Nowoczesne meble kuchenne
Czyli wiecznie aktualne pytanie „mat czy połysk”?
Wiecznie aktualne pytanie „mat czy połysk”?
Pytanie „mat czy połysk” wydaje się dziś najbardziej banalnym na etapie wyboru mebli. Wielość materiałów, wzorów, kolorów i stylów wykończeń frontów meblowych – zwłaszcza w przypadku mebli kuchennych - może przyprawić o zawrót głowy. Tym bardziej, że nawet wspomnianego pytania nie da się już zawęzić do dwóch odpowiedzi.
Super mat i lustrzany połysk
Te dwie kategorie pojawiły się jako odpowiedź na potrzeby tych, którzy poszukują czegoś wyjątkowego, niestandardowego. Dotychczas dość kosztowne, a co za tym idzie – niezbyt popularne, wraz z upowszechnieniem się zastosowań frontów akrylowych, zagościły w polskich nowoczesnych kuchniach. Jednocześnie utrudniły wybór tym, którzy wciąż poszukują pomysłu na idealną zabudowę. Oczywiście, jeśli to właśnie tymi dwoma pojęciami nakreślamy ramy dla odpowiedzi na pytanie „mat czy połysk”, w wachlarzu możliwości wymienić jeszcze należy półmat, satynę, forniry i okleiny o strukturze synchronicznej. Po co wybierać jeśli można łączyć to, co podoba nam się najbardziej.

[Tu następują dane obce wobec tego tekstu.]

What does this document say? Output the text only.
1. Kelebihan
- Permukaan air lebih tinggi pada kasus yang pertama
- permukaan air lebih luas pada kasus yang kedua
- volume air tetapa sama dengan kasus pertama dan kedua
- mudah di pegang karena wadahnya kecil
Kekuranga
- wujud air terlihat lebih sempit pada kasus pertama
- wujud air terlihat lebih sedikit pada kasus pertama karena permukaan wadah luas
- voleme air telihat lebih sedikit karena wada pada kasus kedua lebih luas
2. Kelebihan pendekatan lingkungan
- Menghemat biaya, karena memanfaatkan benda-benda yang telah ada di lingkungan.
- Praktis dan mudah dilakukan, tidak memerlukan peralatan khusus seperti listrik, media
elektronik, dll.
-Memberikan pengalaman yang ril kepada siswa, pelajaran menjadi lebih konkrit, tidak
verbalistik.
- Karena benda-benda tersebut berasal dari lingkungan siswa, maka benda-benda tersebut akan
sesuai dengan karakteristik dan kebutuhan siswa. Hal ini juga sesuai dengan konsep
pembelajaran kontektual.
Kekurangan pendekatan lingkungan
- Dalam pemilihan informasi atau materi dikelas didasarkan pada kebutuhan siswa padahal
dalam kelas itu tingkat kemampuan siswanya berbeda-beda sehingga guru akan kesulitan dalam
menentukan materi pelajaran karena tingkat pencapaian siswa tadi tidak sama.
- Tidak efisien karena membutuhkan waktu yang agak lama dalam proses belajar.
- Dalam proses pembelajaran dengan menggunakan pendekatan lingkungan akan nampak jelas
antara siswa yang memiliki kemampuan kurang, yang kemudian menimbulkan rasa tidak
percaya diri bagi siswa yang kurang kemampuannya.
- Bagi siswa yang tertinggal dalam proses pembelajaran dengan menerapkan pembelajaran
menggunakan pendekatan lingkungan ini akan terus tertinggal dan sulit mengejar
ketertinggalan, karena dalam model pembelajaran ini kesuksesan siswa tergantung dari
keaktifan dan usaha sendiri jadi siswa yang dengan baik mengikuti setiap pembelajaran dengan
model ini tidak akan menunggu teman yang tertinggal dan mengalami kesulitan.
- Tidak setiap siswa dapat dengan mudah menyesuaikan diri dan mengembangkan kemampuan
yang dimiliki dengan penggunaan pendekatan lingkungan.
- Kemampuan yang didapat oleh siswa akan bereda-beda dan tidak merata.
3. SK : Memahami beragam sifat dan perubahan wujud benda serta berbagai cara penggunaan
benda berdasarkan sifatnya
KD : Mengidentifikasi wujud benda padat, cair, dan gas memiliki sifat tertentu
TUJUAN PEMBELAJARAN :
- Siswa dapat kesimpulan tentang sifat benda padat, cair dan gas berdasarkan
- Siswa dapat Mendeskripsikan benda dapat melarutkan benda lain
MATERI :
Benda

Moda modą, liczy się jakość
Najmodniejsze w ostatnich kilku sezonach są zestawienia głębokiego matu i szklanego połysku, technicznych kolorów i faktur naturalnego drewna. Wszystko to pozwala na uzyskanie niepowtarzanych i jedynych w swoim wydaniu kompozycji. Kluczowym z tego punktu widzenia wydaje się znalezienie odpowiedniego wariantu jakościowego.
Kuchnia to pomieszczenie, które poddaje meble ciężkiej próbie. Nie dość, że fronty mebli i blaty poddane są „ekstremalnym” temperaturom, parze, wodzie itp., to jeszcze znacznie częściej są brudzone, czyszczone i ponownie brudzone. Znacznie częściej też mają okazję by zostać uszkodzone mechanicznie – czy to przez uderzenia, czy pocieranie, przesuwanie. Krótko mówiąc meble kuchenne można nazwać „meblami do zadań specjalnych”. Czy można pogodzić te wymagania i wciąż pozostać w zgodzie z najnowszymi trendami?
Fronty akrylowe - pewniak do kuchni
Jeszcze kilka lat temu najpopularniejszą techniką wysokiego połysku w meblach było ich lakierowanie. Obecnie coraz częściej zastępuje się je powłokami akrylowanymi – i to nie tylko ze względów estetycznych. Choć obie metody pozwalają uzyskać bardzo dobrą jakość powłoki, różnice pojawiają się w trwałości i odporności na uszkodzenia.
Podstawowym wymienianym przez projektantów atutem frontów akrylowych jest głębia – czy to lustrzanego odbicia czy satynowego, pochłaniającego światło matu. Głębia ta niemożliwa jest do osiągnięcia w przypadku zwykłych lakierów.
Główną jednak zaletą, która przemawia na ich korzyść - zarówno w przypadku elementów błyszczących jak i matowych - jest wyjątkowa odporność na wysokie temperatury oraz wyższa niż w przypadku powierzchni lakierowanych odporność na uszkodzenia mechaniczne. Kluczowy wydaje się też fakt, że akryl nie podlega procesowi utleniania. Dzięki temu nie zmieni barwy wraz z upływem czasu, dłużej zachowa świeżość i wyrazistość, również poddawany „standardowej kuchennej konserwacji”. Co więcej, w razie konieczności wymiany jakiegoś fragmentu lub uzupełnienia zabudowy, pozwoli idealnie dobrać kolorystykę nowych elementów.
Kolejne punkty fronty akrylowe zyskają u tych, dla których czas to pieniądz. Fronty kuchenne pokryte akrylem produkuje się w znacznie krótszym czasie niż ich lakierowane odpowiedniki, więc może to znacznie skrócić czas oczekiwania na meble.
Przy takich argumentach wydaje się, że wystarczy postawić na fronty akrylowe i dobrać do nich pozostałe elementy wykończeniowe. Niezależnie od tego, czy będzie to mat, połysk, a może awangardowy mix obu rozwiązań – pozostaniemy w zgodzie z najnowszymi trendami jakości.